The Arbutus Farmers Market isn't just for fruits, vegetables, flowers and baked goods anymore.
On July 28, the market organized by the Arbutus Business and Professional Association that is open 2-6 p.m. Thursdays, welcomed a representative from Boordy Vineyards selling bottles of wine.
It's fitting that Boordy Vineyards will sell the first bottles of wine at the Arbutus market because, according to its website, it became Baltimore's first commercial winery in 1945.
"We've done pretty well," said Sue Bosley during a lull between early arrivals to the market and the expected influx of commuters from the early evening MARC train.
"People are surprised to see us, but pleasantly surprised," said the Arbutus resident, who manned the Boordy booth on the parking lot of the Arbutus Volunteer Fire Department where the market is held.
She theorized the low turnout last week may have been due to the heat and the fact the market had been closed for two weeks due to the volunteer fire department's annual summer carnival.
"That may have thrown people off," she said, noting some market customers like to get into a weekly rhythm when it comes to buying fresh, locally grown products.
Arbutus resident Jeff Cather said he stopped by the market to buy iced tea. The July 28 market also featured two stands selling fresh produce with others selling olive oil, baked goods, crafts — and even maple syrup.
Cather said he wasn't a wine person, but was impressed enough after a sample taste to purchase a variety pack of four different wines.
"I like Boordy," he said. "I've been to their vineyards."
Chris Harcourt, another Arbutus resident, said she was happy to have Boordy come to her, instead of the other way around.

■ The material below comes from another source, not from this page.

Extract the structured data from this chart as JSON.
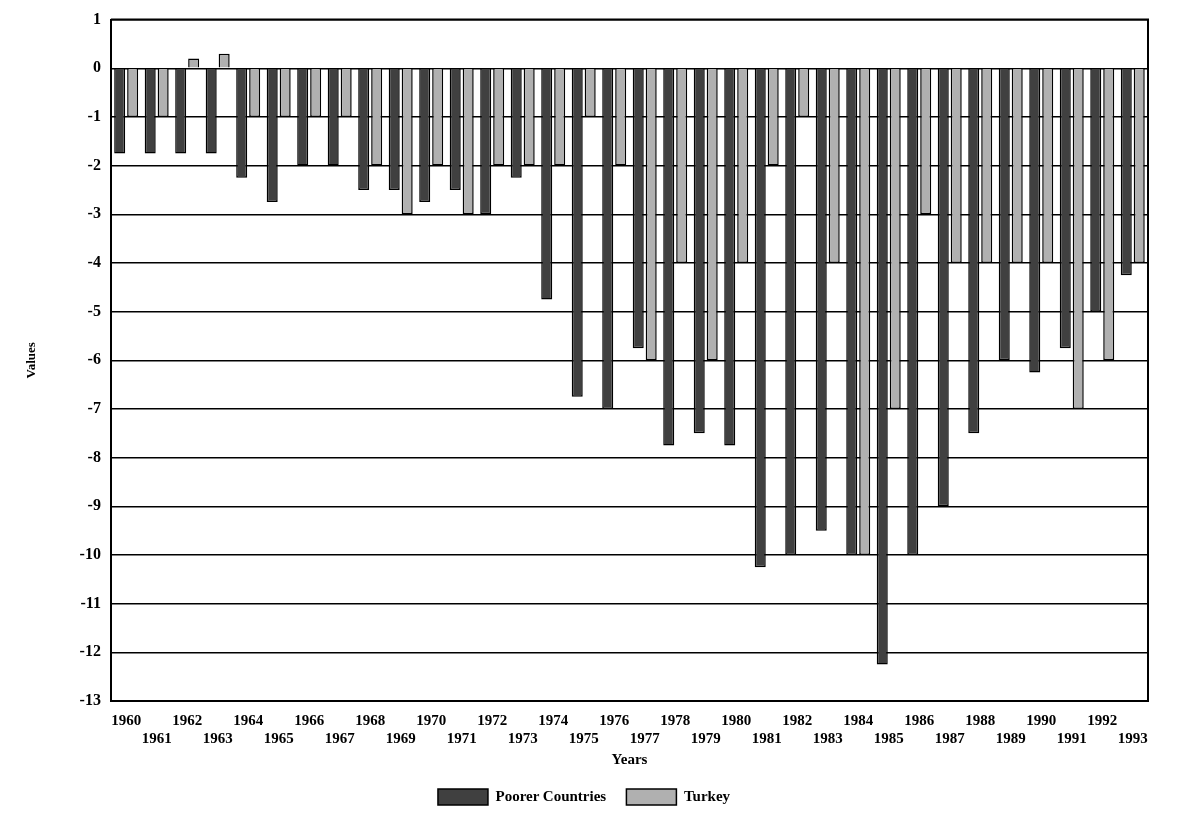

"It's a ways to go all the way up there. It's good I could taste it here," she said as she walked back to her car with her purchase.
The market's final hour proved a busy one for Bosley, as one woman bought two bottles and three couples each purchased a bottle.
Bosley estimated she sold about three-quarters of the five cases (60 bottles) she brought with her for Boordy's debut in Arbutus.
She said she has represented "the oldest winery in Maryland" at farmers markets in Bethesda, Silver Spring and Towson as well.
The benefits for the winery in Hydes, Maryland, are two-fold, she said.
"Make money. Of course, we want to make a profit," said Bosley, whose stand offered several different varieties at $11-13 a bottle, with sangria the most popular last week.
"And get the word out. Amazingly enough, a lot of people in Maryland have not heard of it," she said of Boordy's brand recognition, especially in markets closer toWashington, D.C.
A law signed by Gov. Martin O'Malley in May allows vintners to sell bottles of wine, but not individual servings, at farmers markets in Baltimore County and any other county that has passed the legislation as many as 12 times each year.
The wineries also receive 12 permits to attend wine-sales events statewide.
"By promoting Maryland wineries, as we do other agriculture, it is good for our community, and good for the farm and good for the state," said ABPA president Patti Sue Nolan, who noted the legislation passed the General Assembly without an opposing vote.
In anticipation of the bill passing, Nolan said, she started courting wineries in March.
Why not sell wine at farmers markets?
A vineyard is just a grape farm, after all.
"We do practice sustainable farming. We do a lot of hand harvesting," said Sharon Kopt, a spokeswoman for Boordy Vineyards. "Everything is done by hand. All of our grapes are picked by hand, all of the vines are pruned by hand.
"You're buying your local produce, your local meats and dairies and cheeses. Why not buy your local wine and support that part of the local aspect?"
In addition to the Arbutus Farmers Market, Kopt said Boordy Vineyards hosts its own farmers market and will participate in four other farmers' markets in Baltimore County.
"All that hard work goes into not just selling in the liquor stores," Kopt said. "It's also increasing the awareness out at a farmers market that we are a vineyard, that we are harvesting grapes, that we are a farm also."
The farmers' markets, she said, allow customers to talk about what type of wine fits their palette or the meal they wish to pair it with and even sample the product.
"You do get to take a little more time with the customers (at a farmers market) and explain to them a little more in depth," Kopt said.
Since the legislation allowing wine to be sold at the markets passed just months ago, Nolan said Boordy Vineyards is the only winery to commit to selling at the Arbutus Farmers Market.
"Many of the wineries are still finding their way through the paperwork," Nolan said. "We expect more to come to our market as the season goes on."
Kopt said Boordy will return to the Arbutus Farmers Market on October 27, the last day of the Thursday market before it closes for the year.